概述
协议栈的本质:
TCP/IP协议栈的实现,本质上就是对数据包的管理。在LwIP中,定义了一个pbuf结构体对数据包进行管理。
pbuf管理数据包的步骤:
1、用户产生要传输的数据
2、用户在内存堆/内存池中申请一个pbuf结构体
3、将数据拷贝到申请的内存中,加上应用层的首部
4、依次加上各层的首部,直至发送出去
pbuf相关特征:
pbuf管理的数据能够在各层去访问,即:每个层访问的数据内存空间是一个空间,而不是每层之间相互独立。
pbuf结构体:
struct pbuf {
struct pbuf *next;
void *payload;
u16_t tot_len;
u16_t len;
u8_t type_internal;
u8_t flags;
LWIP_PBUF_REF_T ref;
u8_t if_idx;
LWIP_PBUF_CUSTOM_DATA
};next:当一个数据段需要分段来管理时会有多个pbuf,这些pbuf以链表形式进行连接
payload:指向数据区的指针
tot_len:pbuf的总长度,tot_len = len+next->len+....
len:当前pbuf中数据的总长度
type_internal:pbuf的类型,该值定义在pbuf_type枚举类型中
| pbuf的类型 | 分配方式 | pbuf内容 |
| PBUF_RAM | 内存堆 | pbuf控制头+数据区域 (一般情况下使用) |
| PBUF_POOL | 内存池 | pbuf控制头+数据区域 (常用于中断) |
| PBUF_ROM | 内存池 | 只有pbuf控制头,数据区域在ROM中 |
| PBUF_REF | 内存池 | 只有pbuf控制头,数据区域在RAM中 |
ref:pbuf被引用的次数
pbuf_layer枚举类型:
pbuf_layer规定了pbuf的层次,不同的层次对应了不同的预留的报头空间。
typedef enum {
PBUF_TRANSPORT = PBUF_LINK_ENCAPSULATION_HLEN + PBUF_LINK_HLEN + PBUF_IP_HLEN + PBUF_TRANSPORT_HLEN,
PBUF_IP = PBUF_LINK_ENCAPSULATION_HLEN + PBUF_LINK_HLEN + PBUF_IP_HLEN,
PBUF_LINK = PBUF_LINK_ENCAPSULATION_HLEN + PBUF_LINK_HLEN,
PBUF_RAW_TX = PBUF_LINK_ENCAPSULATION_HLEN,
PBUF_RAW = 0
} pbuf_layer;PBUF_TRANSPORT:传输层报头的空闲空间,一般发送数据选择该层次
PBUF_IP:网络层IP头的空闲空间,用作ICMP协议发送
PBUF_LINK:链路层报头(IP分段、ARP数据包)
PBUF_RAW_TX:以太网前附加封装头的空闲空间
PBUF_RAW:原始层,不预留任何空间,即:没有报头,只有数据
相关函数
1、pbuf_alloc
函数功能:
根据类型(pbuf_type),申请pbuf内存。
函数结构:
通过传入的类型参数,进行相应的内存申请,整个函数就一个switch-case
- PBUF_REF、PBUF_ROM:
它们就是在MEMP_PBUF内存池申请一个pbuf结构体空间,payload指向NULL
- PBUF_POOL
它是在MEMP_PBUF_POOL内存池申请一个pbuf+数据的空间,之后需要判断申请的数据空间是否足够,如果不足够,需要以链表形式将多个pbuf链接。

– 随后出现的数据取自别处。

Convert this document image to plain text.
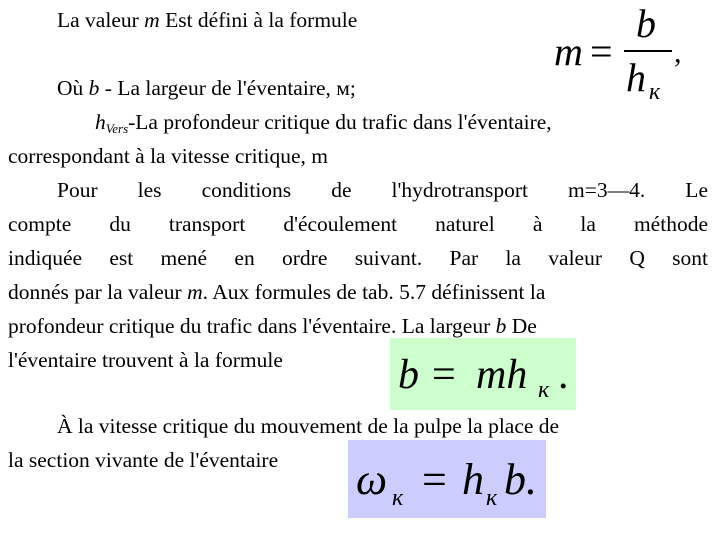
La valeur m Est défini à la formule
m =
b
h к
,
Où b - La largeur de l'éventaire, м;
$h_{Vers}-La$ profondeur critique du trafic dans l'éventaire,
correspondant à la vitesse critique, m
Pour les conditions de l'hydrotransport m=3—4. Le
compte du transport d'écoulement naturel à la méthode
indiquée est mené en ordre suivant. Par la valeur Q sont
donnés par la valeur m. Aux formules de tab. 5.7 définissent la
profondeur critique du trafic dans l'éventaire. La largeur b De
l'éventaire trouvent à la formule	b = mh к .
À la vitesse critique du mouvement de la pulpe la place de
la section vivante de l'éventaire	ω к = h к b.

注意:在数据空间中,只有第一个pbuf有报文头,但每个空间都有一个pbuf控制块。
- PBUF_RAM
它是在内存堆里申请一个pbuf+数据空间的内存堆
PBUF_REF、PBUF_ROM函数实现:
/* 在pbuf_alloc中相关的代码 */
/* 该代码最终调用pbuf_alloc_reference */
case PBUF_REF: /* fall through */
case PBUF_ROM:
p = pbuf_alloc_reference(NULL, length, type);
break;
/* pbuf_alloc_reference的代码 */
struct pbuf *
pbuf_alloc_reference(void *payload, u16_t length, pbuf_type type)
{
struct pbuf *p;
LWIP_ASSERT("invalid pbuf_type", (type == PBUF_REF) || (type == PBUF_ROM));
//在MEMP_PBUF内存池中申请空间
p = (struct pbuf *)memp_malloc(MEMP_PBUF);
if (p == NULL) {
LWIP_DEBUGF(PBUF_DEBUG | LWIP_DBG_LEVEL_SERIOUS,
("pbuf_alloc_reference: Could not allocate MEMP_PBUF for PBUF_%s.\n",
(type == PBUF_ROM) ? "ROM" : "REF"));
return NULL;
}
//初始化pbuf,注意这里的payload=NULL,因为该类型中不包含数据
pbuf_init_alloced_pbuf(p, payload, length, length, type, 0);
return p;
}PBUF_POOL函数实现:
case PBUF_POOL: {
//q为新的pbuf,last为最后一个pbuf,p为pbuf的头
//申请空间后,以尾插法将新节点连接
struct pbuf *q, *last;
u16_t rem_len; /* remaining length */
p = NULL;
last = NULL;
rem_len = length;
do {
u16_t qlen;
//申请内存池,该内存池的大小 = pbuf大小+PBUF_POOL_BUFSIZE_ALIGNED(数据空间)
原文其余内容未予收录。